Dusk approached and seemingly, out of nowhere, a handful of street performers dotted the pier area while the sun did it’s final dance of the day on the water.  A fiery blur of gold giving way to wavy swirls of magenta, indigo and ending on the edges with the darkness of night creeping in brought a perfect ending to a lovely day.  It was so relaxing and the weather was perfect.  Spending a summer holiday in Queenstown is superb on every level.  It’s one of those places that you might daydream about and find yourself saying quietly, “I could live here… or maybe at least have a little hideaway”.
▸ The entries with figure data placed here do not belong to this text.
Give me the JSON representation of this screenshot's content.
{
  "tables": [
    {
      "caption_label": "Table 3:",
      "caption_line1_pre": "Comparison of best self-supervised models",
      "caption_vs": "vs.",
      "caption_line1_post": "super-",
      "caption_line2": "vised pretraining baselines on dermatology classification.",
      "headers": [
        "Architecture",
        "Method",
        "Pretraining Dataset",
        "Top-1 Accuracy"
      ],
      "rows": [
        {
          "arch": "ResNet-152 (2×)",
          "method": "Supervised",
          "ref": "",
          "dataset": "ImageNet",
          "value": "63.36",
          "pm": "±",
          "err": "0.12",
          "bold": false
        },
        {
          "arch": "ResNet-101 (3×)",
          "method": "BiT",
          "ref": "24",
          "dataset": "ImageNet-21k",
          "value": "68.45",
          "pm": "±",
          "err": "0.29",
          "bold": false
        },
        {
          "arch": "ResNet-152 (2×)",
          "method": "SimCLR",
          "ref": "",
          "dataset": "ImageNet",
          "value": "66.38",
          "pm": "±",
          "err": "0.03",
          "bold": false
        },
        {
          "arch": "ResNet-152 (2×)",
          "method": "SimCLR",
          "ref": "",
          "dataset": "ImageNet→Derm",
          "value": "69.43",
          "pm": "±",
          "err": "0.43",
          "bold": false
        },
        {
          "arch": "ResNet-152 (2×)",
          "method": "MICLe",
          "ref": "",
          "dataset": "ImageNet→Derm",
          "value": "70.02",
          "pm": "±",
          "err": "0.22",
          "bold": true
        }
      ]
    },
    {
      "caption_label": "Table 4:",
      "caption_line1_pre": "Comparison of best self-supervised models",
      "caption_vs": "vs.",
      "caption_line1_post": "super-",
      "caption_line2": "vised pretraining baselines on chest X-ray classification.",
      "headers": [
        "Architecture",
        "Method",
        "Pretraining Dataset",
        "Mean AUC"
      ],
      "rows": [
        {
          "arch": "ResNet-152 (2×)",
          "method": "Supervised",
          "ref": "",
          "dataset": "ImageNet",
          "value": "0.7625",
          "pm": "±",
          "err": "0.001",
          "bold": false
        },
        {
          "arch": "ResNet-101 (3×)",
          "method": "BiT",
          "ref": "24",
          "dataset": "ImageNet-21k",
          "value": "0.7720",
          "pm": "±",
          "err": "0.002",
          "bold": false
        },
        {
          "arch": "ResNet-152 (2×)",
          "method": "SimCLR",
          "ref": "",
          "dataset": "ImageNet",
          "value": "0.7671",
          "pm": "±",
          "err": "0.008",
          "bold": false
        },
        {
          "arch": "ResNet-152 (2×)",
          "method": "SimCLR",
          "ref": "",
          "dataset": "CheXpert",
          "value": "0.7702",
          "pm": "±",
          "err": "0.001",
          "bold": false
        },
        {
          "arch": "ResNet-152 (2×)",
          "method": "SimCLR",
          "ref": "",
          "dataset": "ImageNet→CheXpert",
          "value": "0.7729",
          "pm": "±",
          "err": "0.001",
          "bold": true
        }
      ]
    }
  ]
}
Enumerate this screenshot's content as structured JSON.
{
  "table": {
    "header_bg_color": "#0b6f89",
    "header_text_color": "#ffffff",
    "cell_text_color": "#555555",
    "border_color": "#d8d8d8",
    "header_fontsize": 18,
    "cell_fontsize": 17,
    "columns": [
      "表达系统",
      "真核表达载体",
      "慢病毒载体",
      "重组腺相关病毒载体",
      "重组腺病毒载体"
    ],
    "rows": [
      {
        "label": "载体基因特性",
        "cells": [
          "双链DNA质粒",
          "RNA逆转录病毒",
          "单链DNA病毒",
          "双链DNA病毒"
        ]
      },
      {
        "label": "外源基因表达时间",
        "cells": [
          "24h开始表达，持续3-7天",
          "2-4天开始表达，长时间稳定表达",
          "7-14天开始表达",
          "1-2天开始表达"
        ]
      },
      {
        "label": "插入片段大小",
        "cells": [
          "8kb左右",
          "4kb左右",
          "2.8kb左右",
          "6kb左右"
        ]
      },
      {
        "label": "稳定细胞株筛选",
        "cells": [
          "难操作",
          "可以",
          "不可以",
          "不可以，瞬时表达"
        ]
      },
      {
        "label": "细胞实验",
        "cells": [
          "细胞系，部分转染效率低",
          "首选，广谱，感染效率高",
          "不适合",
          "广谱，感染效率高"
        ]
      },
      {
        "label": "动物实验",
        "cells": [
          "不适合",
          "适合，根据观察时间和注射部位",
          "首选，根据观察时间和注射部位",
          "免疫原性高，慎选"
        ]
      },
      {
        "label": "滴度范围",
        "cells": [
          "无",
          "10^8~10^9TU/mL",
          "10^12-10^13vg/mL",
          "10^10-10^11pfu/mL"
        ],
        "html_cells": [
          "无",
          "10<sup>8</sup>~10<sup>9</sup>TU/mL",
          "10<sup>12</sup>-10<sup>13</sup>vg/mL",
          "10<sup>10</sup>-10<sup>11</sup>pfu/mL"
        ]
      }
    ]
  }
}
Queenstown is perfectly situated as a stop over point when on your way to a Doubtful sound cruise.  We booked a Christmas Eve Cruise Special and decided to try the smaller, family-owned Deep Cove Charters.  It turned out to be an excellent choice and one of the most amazing experiences we have had in NZ.   Summer in Queenstown is warm, chilly and everything in between, so pack accordingly.  If you plan on being outside for any duration, get the Tui Balm and slathe it on all exposed areas.  The sand flies love and live off of the tourists.  They might be small, but they’re mighty… mighty painful!  The locals say that after a few years they don’t get bothered by them anymore but if you’re not bug resistant, get the balm.  Sand flies are a formidable force to reckon with on a hike, camping trip or just getting out of the car at certain times of the day.

Overall, summer is beautiful here, don’t forget the musthave’s are a hat, sunglasses, sunscreen, bug repellent, to bring clothes with long sleeves and pants, good hiking boots, an extra jacket and your sense of adventure.  I can’t imagine anywhere else being more exciting than Queenstown.  Luckily, it’s my job to keep looking!  Having hardly begun our drive back to Christchurch, our conversation had turned almost immediately to our next visit to the Queenstown area during the winter to do a more in depth review it’s fine accomodations, excellent restaurants, the Remarkables and other attractions.